Mick Jagger and Ronnie Wood defend Rolling Stones' ticket prices
Story by Jack Foley
MICK Jagger and Ronnie Wood have both defended the ticket prices for their forthcoming Rolling Stones gigs in two separate interviews.
The veteran rockers faced widespread criticism from fans and industry colleagues alike over the price of their four shows in New York and London, with prices for the O2 Arena gigs on November 25 and 29 ranging from £90 to a deluxe VIP package priced at £950.
Many fans say they cannot afford to buy them.
But speaking to Billboard, frontman Jagger said he’d be making no apologies and blamed the market for the high costs of actually putting on the shows.
“I don’t think there should be a secondary ticket market. I don’t think it should be legal,” he said. “To my mind, there has to be a better way of doing it, but we’re living, really, with the way the system functions.
“We can’t, in four shows, change the whole ticketing system. You might say, ‘The tickets are too expensive’ – well, it’s a very expensive show to put on, just to do four shows, because normally you do a hundred shows and you’d have the same expenses.
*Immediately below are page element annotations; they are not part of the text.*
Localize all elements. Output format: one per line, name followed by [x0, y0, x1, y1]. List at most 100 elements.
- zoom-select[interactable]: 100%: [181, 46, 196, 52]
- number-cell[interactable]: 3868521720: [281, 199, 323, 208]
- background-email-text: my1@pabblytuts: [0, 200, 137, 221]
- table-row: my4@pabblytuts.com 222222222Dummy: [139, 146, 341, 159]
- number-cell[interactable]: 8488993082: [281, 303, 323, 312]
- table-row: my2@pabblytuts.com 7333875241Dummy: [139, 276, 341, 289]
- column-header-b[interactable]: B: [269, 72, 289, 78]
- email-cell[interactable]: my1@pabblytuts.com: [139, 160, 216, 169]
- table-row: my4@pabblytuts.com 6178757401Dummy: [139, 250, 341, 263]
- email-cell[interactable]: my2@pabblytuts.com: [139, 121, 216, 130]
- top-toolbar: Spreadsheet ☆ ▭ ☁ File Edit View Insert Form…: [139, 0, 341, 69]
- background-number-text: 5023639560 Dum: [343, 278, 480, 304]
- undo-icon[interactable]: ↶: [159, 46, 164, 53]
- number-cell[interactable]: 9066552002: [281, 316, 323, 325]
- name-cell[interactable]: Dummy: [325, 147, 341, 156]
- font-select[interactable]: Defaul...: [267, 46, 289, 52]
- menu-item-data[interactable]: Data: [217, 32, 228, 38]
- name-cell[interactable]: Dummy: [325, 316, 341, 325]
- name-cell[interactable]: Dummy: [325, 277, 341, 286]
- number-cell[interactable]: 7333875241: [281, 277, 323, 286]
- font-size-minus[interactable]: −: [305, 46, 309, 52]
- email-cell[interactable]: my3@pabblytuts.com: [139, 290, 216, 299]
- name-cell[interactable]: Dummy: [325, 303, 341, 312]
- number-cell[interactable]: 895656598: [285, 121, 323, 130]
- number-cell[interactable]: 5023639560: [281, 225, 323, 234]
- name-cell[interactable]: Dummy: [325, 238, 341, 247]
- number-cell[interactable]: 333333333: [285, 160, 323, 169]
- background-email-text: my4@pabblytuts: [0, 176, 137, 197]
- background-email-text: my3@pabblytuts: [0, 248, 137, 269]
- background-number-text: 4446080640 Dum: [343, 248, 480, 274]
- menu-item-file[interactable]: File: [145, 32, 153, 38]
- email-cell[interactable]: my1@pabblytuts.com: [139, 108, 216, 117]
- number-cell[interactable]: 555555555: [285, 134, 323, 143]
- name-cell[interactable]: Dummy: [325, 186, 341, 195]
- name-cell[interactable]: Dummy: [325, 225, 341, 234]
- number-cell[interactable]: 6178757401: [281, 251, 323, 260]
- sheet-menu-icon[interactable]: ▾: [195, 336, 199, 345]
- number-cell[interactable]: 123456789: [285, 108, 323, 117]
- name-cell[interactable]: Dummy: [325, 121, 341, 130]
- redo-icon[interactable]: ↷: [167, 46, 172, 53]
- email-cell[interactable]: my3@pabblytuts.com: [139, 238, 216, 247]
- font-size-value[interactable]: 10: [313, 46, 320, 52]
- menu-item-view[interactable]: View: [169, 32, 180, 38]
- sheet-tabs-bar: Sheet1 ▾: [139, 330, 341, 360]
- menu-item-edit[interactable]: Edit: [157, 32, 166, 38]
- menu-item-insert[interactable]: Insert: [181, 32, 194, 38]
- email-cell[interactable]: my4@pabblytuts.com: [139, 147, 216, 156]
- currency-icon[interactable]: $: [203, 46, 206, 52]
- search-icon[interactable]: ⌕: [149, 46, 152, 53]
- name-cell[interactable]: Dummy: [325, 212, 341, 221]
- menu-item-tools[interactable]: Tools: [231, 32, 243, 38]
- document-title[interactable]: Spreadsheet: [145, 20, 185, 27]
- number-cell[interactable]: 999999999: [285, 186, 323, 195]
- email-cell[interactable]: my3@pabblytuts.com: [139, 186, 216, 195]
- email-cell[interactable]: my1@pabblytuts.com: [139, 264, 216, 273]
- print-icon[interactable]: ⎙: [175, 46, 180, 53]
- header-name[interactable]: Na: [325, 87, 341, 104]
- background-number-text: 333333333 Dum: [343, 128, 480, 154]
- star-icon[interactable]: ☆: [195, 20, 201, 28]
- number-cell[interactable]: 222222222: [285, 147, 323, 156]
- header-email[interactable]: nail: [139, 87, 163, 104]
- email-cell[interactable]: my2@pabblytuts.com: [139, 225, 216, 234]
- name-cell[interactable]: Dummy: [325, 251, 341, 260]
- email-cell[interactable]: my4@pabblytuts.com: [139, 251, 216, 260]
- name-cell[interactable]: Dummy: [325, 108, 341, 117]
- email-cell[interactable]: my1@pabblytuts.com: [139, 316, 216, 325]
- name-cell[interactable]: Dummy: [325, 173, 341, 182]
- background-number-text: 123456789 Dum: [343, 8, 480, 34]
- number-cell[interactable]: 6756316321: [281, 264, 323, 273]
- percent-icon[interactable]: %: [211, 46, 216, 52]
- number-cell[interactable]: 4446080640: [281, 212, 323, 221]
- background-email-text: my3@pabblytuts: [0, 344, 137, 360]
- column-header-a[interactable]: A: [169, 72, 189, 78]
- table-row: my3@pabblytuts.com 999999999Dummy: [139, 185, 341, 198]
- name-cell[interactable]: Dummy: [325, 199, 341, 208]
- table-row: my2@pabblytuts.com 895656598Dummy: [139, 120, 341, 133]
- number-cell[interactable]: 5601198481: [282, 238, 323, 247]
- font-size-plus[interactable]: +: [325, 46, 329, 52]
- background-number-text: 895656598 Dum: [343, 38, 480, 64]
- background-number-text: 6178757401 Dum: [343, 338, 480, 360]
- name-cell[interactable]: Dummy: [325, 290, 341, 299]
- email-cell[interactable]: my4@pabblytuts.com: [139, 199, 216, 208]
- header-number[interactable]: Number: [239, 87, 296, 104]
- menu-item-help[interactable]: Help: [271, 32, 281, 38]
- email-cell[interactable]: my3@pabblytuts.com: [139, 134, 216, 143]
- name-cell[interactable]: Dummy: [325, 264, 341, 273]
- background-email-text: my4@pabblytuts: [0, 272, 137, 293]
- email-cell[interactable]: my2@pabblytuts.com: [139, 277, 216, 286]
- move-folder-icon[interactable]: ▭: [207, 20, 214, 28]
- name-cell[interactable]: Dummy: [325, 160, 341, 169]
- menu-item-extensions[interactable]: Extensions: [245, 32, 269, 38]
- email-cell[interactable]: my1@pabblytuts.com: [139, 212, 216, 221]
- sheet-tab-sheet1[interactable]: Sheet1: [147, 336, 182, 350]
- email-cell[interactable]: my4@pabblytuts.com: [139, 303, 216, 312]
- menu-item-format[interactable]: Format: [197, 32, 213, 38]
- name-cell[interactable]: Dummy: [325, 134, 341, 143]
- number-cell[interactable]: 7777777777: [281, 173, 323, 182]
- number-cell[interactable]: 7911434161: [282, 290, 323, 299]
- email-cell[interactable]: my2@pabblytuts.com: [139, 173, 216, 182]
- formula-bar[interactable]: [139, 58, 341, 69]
“So, yes, it’s expensive,” he added. “But most of the tickets go for a higher price than we’ve sold them for, so you can see the market is there. We don’t participate in the profit. If a ticket costs 250 quid. let’s imagine, and goes for 1,000 quid, I just want to point out that we don’t get that difference.”
Guitarist Wood had earlier told The Daily Telegraph: “We’ve already spent a million on rehearsing in Paris. And the stage is going to be another few million. And the lights. We feel no bad thing about ticket prices. We’ve got to make something.”
The Rolling Stones themselves are expected to pocket around £16 million from the gigs. And there could be more to follow.
Keith Richards also stated this week: “This juggernaut, once it gets rolling, is almost unstoppable. ‘Oh, an extra gig,’ or, ‘Let’s play somewhere you’ve never played before.’ So things go on.
“Right now, I’m just happy to have the thing rolling and moving. It’ll be great, playing London and New York. The rest of it, it’ll happen. Don’t worry about it.”